Having disrupted business practices, social interactions and political campaigns, 2011 will be seen as the year that the rise and rise of the internet first disrupted foreign relations.
Foreign policy in Britain has yet to catch up. For a long time the dispersal of power away from states was discussed in foreign affairs with reference to Jihadi websites and networks of terror.
But it is only in recent years - following the leadership of Hillary Clinton - that the diplomatic community has begun to understand and implement "twenty-first century statecraft".
Traditionally, diplomacy was done in an environment of information scarcity. Ambassadors would send back telegrams to foreign ministries, comfortable in the knowledge that their views of a country would be the only source of information the minister would see.
Now diplomacy happens in real time, with ministers able to Google most newspapers on earth without leaving their desks, or looking up from their BlackBerrys.
And rather than just being about state to state relationships, governments can now have direct relationships with the citizens of other countries: when the US State Department started tweeting in Arabic, it reached half a million people within days.
Britain's online strength and creativity should, in the classic Foreign Office formulation, give us the chance to "punch above our weight" in the online stakes.
But, alas, Britain's public diplomacy remains defined by a "broadcast" rather than "network" approach.
As the BBC World Service and the British Council are having to work even harder as their budgets face significant cuts, they also have to think about how to develop their engagement strategies.
They have huge potential not just in sharing knowledge and information but also in supporting "citizen to citizen" links.
Just as people have long believed that strengthening ties of trade improves the prospects for peace and the free exchange of ideas, Facebook friendships or Twitter followings already transcend national borders.
But such developments rely on the idea that people will be able to access the internet freely.

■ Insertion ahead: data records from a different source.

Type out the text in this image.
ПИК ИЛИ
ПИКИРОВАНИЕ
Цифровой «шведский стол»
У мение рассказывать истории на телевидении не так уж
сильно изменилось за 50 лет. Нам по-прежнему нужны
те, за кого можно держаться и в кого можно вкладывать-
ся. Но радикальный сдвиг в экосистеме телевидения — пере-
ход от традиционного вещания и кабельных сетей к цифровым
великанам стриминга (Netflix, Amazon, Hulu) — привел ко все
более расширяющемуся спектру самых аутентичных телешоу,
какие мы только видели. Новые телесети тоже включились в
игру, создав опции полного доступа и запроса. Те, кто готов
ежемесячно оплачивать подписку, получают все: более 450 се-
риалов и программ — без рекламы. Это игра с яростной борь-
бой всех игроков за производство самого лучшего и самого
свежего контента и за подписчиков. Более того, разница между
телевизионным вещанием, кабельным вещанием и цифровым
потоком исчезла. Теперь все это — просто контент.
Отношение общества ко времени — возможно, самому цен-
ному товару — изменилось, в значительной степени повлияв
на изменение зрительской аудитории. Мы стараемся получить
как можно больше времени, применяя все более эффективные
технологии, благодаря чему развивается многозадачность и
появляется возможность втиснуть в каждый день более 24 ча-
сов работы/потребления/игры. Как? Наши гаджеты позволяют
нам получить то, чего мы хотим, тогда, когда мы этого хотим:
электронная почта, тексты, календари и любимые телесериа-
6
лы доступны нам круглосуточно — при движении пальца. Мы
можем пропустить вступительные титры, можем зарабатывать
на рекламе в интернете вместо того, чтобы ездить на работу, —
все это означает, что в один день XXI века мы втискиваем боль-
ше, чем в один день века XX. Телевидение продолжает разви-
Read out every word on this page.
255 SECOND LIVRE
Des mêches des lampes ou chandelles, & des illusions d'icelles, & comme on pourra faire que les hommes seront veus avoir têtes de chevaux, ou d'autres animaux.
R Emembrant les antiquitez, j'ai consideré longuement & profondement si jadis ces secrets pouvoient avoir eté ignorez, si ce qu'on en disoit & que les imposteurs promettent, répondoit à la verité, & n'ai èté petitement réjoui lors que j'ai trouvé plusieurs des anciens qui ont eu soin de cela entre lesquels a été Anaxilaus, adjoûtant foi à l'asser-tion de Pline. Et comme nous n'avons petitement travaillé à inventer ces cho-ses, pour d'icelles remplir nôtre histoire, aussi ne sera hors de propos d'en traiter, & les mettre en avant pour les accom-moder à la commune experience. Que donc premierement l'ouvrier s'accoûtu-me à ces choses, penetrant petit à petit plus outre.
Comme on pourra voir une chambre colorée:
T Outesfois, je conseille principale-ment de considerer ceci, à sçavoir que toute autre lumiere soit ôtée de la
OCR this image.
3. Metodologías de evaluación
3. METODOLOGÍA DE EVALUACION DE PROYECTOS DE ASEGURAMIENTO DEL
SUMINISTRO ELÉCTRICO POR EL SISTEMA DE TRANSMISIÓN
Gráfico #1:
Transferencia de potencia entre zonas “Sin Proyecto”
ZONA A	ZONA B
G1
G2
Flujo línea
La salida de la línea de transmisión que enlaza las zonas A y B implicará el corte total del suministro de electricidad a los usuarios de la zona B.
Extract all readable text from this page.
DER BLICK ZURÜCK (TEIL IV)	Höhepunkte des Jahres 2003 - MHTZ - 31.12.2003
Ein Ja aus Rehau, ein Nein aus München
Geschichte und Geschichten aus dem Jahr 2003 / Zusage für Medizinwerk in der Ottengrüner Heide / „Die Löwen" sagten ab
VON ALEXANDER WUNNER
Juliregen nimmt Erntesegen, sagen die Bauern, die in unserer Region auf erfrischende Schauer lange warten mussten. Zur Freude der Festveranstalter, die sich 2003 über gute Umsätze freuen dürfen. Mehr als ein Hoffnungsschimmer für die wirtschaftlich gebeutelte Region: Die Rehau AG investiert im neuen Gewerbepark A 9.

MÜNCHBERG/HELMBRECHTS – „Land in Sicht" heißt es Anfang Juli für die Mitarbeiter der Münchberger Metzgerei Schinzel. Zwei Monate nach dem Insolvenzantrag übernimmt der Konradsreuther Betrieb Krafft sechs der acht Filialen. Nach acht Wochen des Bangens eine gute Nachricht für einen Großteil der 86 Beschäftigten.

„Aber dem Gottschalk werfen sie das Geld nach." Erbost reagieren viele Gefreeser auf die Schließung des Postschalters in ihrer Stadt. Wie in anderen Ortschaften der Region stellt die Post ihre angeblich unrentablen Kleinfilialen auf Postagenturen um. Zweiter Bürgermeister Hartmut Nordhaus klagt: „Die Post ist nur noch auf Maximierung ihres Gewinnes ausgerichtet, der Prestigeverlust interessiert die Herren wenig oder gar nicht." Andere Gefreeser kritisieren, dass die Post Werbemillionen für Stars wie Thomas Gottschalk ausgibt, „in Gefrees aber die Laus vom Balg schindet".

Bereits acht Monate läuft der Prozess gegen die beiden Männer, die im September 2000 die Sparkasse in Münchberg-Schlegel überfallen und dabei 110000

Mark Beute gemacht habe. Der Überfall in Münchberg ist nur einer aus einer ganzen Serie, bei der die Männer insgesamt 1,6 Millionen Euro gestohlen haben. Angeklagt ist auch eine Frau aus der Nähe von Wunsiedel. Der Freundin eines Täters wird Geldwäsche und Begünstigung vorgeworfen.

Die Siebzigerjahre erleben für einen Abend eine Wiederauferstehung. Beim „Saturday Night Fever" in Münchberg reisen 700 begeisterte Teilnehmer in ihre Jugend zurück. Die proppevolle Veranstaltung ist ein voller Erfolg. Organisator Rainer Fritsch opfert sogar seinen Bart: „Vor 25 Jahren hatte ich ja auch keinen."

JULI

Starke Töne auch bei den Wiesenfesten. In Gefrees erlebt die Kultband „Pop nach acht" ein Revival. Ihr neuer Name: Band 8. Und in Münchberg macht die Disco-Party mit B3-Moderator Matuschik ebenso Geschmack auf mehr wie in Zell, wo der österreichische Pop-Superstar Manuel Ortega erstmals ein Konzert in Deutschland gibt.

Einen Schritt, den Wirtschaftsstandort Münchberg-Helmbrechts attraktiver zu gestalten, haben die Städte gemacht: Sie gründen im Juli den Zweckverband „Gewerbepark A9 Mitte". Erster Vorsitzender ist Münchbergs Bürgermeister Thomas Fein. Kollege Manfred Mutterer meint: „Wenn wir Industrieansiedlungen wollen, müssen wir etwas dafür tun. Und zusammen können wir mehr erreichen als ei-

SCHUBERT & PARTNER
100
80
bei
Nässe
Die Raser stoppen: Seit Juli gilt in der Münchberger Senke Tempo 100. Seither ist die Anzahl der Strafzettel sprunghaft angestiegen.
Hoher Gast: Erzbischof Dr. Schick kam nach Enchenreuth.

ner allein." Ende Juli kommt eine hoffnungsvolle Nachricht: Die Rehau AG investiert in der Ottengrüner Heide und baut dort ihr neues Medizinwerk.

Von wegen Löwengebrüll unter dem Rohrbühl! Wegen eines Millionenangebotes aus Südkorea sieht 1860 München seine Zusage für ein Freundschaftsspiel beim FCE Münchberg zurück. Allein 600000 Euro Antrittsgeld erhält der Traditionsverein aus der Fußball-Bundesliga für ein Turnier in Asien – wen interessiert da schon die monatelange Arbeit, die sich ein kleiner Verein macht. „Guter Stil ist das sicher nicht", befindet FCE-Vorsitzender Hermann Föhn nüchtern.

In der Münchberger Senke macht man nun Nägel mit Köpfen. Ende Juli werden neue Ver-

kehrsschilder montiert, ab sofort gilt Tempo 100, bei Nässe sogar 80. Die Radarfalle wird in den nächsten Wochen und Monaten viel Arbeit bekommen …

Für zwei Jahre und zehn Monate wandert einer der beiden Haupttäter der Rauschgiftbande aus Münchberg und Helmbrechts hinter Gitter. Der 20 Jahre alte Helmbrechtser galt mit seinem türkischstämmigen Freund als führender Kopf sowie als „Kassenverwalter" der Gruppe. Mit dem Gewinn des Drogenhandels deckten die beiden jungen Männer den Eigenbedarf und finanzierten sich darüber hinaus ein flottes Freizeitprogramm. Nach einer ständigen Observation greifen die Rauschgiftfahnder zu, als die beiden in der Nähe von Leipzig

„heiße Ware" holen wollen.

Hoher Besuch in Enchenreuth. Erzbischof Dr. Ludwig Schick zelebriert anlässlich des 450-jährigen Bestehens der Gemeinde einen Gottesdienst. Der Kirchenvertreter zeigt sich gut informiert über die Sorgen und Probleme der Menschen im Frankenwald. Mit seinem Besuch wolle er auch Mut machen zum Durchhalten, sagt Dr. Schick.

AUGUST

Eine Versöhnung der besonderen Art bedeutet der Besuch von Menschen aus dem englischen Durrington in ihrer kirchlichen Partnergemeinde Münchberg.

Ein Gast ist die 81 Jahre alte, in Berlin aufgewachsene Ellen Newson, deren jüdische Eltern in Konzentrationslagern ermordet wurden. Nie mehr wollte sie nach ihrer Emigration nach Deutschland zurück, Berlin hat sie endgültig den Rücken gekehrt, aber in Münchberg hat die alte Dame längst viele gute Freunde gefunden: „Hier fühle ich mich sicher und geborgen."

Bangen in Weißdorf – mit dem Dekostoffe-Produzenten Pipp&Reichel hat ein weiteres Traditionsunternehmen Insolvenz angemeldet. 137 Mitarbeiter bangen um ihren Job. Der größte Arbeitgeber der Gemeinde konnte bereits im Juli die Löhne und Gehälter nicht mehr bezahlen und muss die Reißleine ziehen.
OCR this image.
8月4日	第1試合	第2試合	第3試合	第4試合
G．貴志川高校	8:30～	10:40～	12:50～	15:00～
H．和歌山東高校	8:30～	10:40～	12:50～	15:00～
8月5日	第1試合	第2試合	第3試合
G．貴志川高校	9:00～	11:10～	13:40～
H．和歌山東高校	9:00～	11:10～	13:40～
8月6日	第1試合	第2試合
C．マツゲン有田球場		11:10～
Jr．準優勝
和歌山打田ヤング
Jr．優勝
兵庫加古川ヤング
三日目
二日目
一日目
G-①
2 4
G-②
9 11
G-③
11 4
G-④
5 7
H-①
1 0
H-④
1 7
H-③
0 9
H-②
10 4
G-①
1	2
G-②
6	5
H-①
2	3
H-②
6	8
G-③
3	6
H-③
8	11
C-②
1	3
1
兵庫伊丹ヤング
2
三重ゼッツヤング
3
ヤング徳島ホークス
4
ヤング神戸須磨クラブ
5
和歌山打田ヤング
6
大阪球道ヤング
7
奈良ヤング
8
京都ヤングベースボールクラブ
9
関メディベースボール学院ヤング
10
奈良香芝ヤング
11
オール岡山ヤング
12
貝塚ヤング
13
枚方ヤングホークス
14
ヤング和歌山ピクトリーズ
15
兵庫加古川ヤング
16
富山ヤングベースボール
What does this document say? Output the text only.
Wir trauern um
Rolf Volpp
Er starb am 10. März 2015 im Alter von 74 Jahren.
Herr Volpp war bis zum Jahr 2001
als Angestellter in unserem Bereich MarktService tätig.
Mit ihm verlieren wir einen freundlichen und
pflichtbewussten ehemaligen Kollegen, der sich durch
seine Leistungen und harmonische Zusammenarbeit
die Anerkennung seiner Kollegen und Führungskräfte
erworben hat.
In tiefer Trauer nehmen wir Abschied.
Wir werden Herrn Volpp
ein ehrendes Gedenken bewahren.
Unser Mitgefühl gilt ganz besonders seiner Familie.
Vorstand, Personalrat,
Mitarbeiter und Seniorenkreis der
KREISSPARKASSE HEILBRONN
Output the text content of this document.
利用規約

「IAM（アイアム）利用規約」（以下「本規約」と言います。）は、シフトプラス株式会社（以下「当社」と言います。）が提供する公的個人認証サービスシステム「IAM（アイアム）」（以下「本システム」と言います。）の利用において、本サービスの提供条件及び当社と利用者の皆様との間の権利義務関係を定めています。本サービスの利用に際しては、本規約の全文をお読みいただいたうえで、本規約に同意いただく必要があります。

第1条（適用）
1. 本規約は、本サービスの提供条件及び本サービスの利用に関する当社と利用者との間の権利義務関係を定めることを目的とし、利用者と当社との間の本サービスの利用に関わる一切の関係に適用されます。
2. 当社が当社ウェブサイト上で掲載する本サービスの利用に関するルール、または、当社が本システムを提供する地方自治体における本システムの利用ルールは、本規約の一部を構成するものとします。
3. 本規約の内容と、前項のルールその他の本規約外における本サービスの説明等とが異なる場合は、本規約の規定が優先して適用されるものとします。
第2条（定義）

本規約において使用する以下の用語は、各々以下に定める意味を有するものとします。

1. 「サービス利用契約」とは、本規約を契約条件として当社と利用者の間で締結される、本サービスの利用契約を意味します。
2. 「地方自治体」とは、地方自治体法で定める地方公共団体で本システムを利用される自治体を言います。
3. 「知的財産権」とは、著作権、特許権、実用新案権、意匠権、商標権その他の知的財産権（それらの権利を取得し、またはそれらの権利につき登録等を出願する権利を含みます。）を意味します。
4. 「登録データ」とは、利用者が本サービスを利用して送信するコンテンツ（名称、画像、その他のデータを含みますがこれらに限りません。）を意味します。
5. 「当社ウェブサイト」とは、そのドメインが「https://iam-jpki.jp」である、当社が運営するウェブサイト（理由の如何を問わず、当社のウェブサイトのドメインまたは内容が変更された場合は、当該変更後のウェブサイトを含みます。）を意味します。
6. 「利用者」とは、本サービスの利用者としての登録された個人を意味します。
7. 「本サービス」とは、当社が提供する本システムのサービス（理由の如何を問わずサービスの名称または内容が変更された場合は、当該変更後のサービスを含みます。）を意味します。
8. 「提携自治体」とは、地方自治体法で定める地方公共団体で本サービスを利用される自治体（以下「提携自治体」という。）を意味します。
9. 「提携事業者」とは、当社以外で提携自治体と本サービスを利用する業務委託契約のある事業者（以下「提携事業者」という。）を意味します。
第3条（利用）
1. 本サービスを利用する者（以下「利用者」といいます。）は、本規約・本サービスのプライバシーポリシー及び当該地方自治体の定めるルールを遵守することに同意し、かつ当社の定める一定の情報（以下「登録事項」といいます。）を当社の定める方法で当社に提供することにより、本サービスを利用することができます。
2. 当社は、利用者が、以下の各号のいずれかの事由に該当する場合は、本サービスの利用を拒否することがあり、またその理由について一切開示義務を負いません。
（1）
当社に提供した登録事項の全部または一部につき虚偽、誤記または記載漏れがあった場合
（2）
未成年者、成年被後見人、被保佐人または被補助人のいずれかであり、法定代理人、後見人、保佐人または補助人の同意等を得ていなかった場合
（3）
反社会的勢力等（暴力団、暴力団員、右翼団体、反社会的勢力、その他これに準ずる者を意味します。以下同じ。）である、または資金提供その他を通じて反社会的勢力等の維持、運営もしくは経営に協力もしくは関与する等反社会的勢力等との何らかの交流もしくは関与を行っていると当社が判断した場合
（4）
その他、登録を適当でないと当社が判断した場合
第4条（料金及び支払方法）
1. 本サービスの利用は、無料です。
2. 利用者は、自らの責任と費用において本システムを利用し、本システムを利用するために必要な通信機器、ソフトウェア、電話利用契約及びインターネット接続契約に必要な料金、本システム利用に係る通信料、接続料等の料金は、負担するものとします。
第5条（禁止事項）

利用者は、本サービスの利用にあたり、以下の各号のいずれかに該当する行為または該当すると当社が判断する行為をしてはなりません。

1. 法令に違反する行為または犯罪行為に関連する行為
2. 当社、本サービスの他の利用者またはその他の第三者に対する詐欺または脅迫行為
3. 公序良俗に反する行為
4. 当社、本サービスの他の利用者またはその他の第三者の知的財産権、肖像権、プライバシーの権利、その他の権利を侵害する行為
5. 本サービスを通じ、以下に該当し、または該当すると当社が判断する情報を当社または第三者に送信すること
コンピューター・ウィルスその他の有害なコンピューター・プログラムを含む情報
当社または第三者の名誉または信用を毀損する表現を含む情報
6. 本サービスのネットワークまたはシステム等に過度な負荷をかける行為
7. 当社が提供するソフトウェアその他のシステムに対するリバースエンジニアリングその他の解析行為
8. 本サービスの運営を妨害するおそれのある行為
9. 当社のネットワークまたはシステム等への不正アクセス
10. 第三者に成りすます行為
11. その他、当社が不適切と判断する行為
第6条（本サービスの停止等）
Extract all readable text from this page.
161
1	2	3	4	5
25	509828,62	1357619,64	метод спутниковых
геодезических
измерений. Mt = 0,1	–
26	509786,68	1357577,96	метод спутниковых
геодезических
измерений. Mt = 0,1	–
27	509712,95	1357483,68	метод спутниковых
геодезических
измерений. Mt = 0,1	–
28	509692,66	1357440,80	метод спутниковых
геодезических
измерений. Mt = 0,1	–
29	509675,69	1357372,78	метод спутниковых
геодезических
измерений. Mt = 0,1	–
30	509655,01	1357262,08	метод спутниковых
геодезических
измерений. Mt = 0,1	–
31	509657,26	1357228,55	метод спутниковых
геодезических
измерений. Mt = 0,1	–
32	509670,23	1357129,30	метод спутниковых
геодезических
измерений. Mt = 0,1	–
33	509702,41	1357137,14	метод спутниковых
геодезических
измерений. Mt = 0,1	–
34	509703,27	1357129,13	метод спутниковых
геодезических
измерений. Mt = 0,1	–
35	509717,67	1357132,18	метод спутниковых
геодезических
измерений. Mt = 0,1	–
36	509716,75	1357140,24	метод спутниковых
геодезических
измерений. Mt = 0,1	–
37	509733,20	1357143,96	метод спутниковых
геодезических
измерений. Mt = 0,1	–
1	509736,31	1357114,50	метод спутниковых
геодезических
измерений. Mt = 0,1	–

Yet a third of the world's population lives in countries where governments continue to censor speech and block content online. Last week, we saw reports of the authoritarian ruler of Belarus, Alexander Lukashenko, cracking down on attempts at "Revolution by Social Networks".
In Beijing, it's not clear what role the new "State Internet Information Office" will have in controlling access to the internet in China in future.
But in today's world, the fundamental rights to freedom of speech and assembly are increasingly reliant on online organisation and expression.
Britain's foreign policy needs to be clear that promoting unrestricted access to the internet is in our national interest and promotes our national values.
We need to look at the export licensing of technologies that filter the internet: while there is a legitimate government interest in, for example, targeting child pornographers, we should have stronger controls on the export of software if there is a risk it will be used by governments to repress their own people.
We also need to examine what can be done to support civil society in countries that continue to restrict internet access.
That could mean promoting the training of online journalists in specific countries or working with our EU partners in providing them with places they can post to free from censorship by their national governments.
The British Government can't start trying to pick winners in the online world, but we can support a diverse set of tools so that if a state starts censoring one platform, people can move to another.
We are only beginning to learn how the internet will change the way countries relate to one another.
In a previous century, Britain's advocacy of open trade and safe sea lanes helped forge the modern world. Today, Britain should be making the case just as strongly for the free interaction of ideas and people online.